LeetCode 18: 4Sum

Difficulty: 3

Frequency: 2

Problem:

Given an array S of n integers, are there elements a, b, c, and d in S such that a + b + c + d = target? Find all unique quadruplets in the array which gives the sum of target.

Note:

• Elements in a quadruplet (a,b,c,d) must be in non-descending order. (ie, a ? b ? c ? d)
• The solution set must not contain duplicate quadruplets.

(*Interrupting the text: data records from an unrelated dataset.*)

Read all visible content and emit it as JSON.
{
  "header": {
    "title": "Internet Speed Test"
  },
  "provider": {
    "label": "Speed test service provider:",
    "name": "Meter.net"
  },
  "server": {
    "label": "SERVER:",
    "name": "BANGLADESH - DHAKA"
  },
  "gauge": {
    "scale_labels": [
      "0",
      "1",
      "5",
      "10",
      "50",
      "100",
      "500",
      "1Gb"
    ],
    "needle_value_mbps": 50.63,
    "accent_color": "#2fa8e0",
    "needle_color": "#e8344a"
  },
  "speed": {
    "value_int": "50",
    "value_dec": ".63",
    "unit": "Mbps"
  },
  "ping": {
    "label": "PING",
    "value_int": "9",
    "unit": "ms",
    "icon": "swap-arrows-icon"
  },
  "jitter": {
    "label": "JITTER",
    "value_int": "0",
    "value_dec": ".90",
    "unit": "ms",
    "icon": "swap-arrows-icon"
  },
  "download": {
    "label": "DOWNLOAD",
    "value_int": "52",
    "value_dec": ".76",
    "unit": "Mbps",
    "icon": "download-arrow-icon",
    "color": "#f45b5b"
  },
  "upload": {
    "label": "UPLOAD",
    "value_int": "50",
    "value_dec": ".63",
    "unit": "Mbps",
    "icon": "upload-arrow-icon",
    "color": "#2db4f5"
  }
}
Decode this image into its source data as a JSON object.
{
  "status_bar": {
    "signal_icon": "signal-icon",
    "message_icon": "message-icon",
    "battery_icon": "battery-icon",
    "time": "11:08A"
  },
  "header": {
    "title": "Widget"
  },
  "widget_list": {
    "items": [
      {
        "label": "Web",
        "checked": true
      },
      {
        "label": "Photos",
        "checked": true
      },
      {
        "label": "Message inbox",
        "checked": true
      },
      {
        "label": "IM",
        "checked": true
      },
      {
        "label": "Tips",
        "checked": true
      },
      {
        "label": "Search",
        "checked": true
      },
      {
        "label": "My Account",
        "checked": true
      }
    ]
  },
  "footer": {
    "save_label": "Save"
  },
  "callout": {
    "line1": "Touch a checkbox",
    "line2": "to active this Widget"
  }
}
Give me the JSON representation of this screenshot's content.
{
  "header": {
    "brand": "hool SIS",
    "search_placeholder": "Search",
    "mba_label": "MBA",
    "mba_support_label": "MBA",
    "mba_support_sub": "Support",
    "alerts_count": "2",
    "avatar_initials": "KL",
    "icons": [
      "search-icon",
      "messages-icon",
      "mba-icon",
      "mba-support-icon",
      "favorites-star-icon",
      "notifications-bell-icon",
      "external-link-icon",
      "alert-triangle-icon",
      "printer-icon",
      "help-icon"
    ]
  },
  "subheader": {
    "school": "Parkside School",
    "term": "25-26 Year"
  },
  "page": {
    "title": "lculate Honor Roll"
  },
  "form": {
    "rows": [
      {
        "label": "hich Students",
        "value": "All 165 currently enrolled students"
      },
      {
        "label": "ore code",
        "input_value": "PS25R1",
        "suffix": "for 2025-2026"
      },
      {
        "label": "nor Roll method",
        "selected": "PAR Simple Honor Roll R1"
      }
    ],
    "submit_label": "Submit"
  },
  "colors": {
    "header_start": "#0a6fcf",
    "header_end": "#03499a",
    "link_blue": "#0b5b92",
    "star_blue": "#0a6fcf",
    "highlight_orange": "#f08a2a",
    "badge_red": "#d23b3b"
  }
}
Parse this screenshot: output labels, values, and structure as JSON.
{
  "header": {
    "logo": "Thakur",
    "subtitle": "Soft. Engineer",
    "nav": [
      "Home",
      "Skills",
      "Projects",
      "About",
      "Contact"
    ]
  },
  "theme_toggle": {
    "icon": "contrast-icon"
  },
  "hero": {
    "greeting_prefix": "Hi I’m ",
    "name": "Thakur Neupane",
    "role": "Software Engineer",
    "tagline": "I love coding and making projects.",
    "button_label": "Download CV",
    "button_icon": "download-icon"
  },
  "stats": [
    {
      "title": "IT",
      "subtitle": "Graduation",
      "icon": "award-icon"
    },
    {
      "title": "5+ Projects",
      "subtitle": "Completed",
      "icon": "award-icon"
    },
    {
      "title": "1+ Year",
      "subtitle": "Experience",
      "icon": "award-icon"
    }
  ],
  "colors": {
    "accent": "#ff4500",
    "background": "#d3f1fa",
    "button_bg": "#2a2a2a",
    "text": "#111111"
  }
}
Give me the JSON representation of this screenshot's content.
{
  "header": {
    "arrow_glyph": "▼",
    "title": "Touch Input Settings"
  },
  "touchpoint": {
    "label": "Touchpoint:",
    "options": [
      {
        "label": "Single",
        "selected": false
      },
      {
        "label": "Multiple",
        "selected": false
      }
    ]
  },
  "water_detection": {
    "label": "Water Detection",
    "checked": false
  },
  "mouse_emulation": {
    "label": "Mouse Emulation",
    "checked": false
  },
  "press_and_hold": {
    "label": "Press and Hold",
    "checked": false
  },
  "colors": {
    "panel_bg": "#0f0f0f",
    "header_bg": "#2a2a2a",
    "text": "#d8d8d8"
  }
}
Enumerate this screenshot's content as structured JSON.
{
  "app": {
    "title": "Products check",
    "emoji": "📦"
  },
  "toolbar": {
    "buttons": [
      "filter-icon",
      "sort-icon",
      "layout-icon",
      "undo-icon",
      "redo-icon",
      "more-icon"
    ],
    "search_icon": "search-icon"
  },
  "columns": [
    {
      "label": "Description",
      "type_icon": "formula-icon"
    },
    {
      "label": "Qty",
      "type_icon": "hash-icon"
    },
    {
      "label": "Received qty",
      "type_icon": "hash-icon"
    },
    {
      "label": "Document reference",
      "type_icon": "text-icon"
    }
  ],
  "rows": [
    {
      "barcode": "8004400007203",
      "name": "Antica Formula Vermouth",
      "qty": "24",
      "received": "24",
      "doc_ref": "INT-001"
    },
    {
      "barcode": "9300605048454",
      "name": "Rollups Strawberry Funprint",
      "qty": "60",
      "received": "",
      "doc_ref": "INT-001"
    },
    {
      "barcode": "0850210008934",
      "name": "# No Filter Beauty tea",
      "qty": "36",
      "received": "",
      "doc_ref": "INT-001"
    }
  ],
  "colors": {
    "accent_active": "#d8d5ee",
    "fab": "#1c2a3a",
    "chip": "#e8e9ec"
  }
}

    For example, given array S = {1 0 -1 0 -2 2}, and target = 0.

    A solution set is:
    (-1,  0, 0, 1)
    (-2, -1, 1, 2)
    (-2,  0, 0, 2)

Solution:

class Solution {
public:
    vector<vector<int> > fourSum(vector<int> &num, int target) {
        // Start typing your C/C++ solution below
        // DO NOT write int main() function
        vector<vector<int> > answer;
        if (num.size()<4)
            return answer;
        
        sort(num.begin(), num.end());
        
        for (int i = num.size() - 1; i>2; --i)
        {
            int i_size = answer.size();
            threeSum(num, i, answer, target - num[i]);
            for (; i_size<answer.size(); i_size++)
            {
                answer[i_size].push_back(num[i]);
            }
            while(i>2&&num[i]==num[i-1])
                --i;
        }
        return answer;
    }
    void threeSum(vector<int> &num, int size, vector<vector<int> > & answer, int target) {
        // Start typing your C/C++ solution below
        // DO NOT write int main() function
        if (num.size()<3)
            return;
        
        vector<int> triplet;
        int i_start, i_end;
        int sum;
        for (int i = 0; i < size -2; ++i)
        {
            if (i>0&&num[i]==num[i-1])
                continue;
                
            i_start = i+1;
            i_end = size -1;
            
            while (i_start<i_end)
            {
                if (num[i_start]==num[i_start+1]&&num[i] + num[i_start] + num[i_start+1]==target)
                {
                    triplet.clear();
                    triplet.push_back(num[i]);
                    triplet.push_back(num[i_start]);
                    triplet.push_back(num[i_start]);
                    answer.push_back(triplet);
                }
                while (i_start<i_end&&num[i_start]==num[i_start+1])
                    ++i_start;
                    
                if (i_start==i_end)
                    break;
                    
                if (num[i_end]==num[i_end-1]&&num[i] + num[i_end-1] + num[i_end]==target)
                {
                    triplet.clear();
                    triplet.push_back(num[i]);
                    triplet.push_back(num[i_end]);
                    triplet.push_back(num[i_end]);
                    answer.push_back(triplet);
                }
                while (i_end>i_start&&num[i_end]==num[i_end-1])
                    --i_end;
                    
                sum = num[i] + num[i_start] + num[i_end];
                if (sum==target)
                {
                    triplet.clear();
                    triplet.push_back(num[i]);
                    triplet.push_back(num[i_start]);
                    triplet.push_back(num[i_end]);
                    answer.push_back(triplet);
                    ++i_start;
                }
                else if (sum>target)
                    --i_end;
                else
                    ++i_start;
            }
        }
    }
};

Notes:

Solution is based on 3Sum.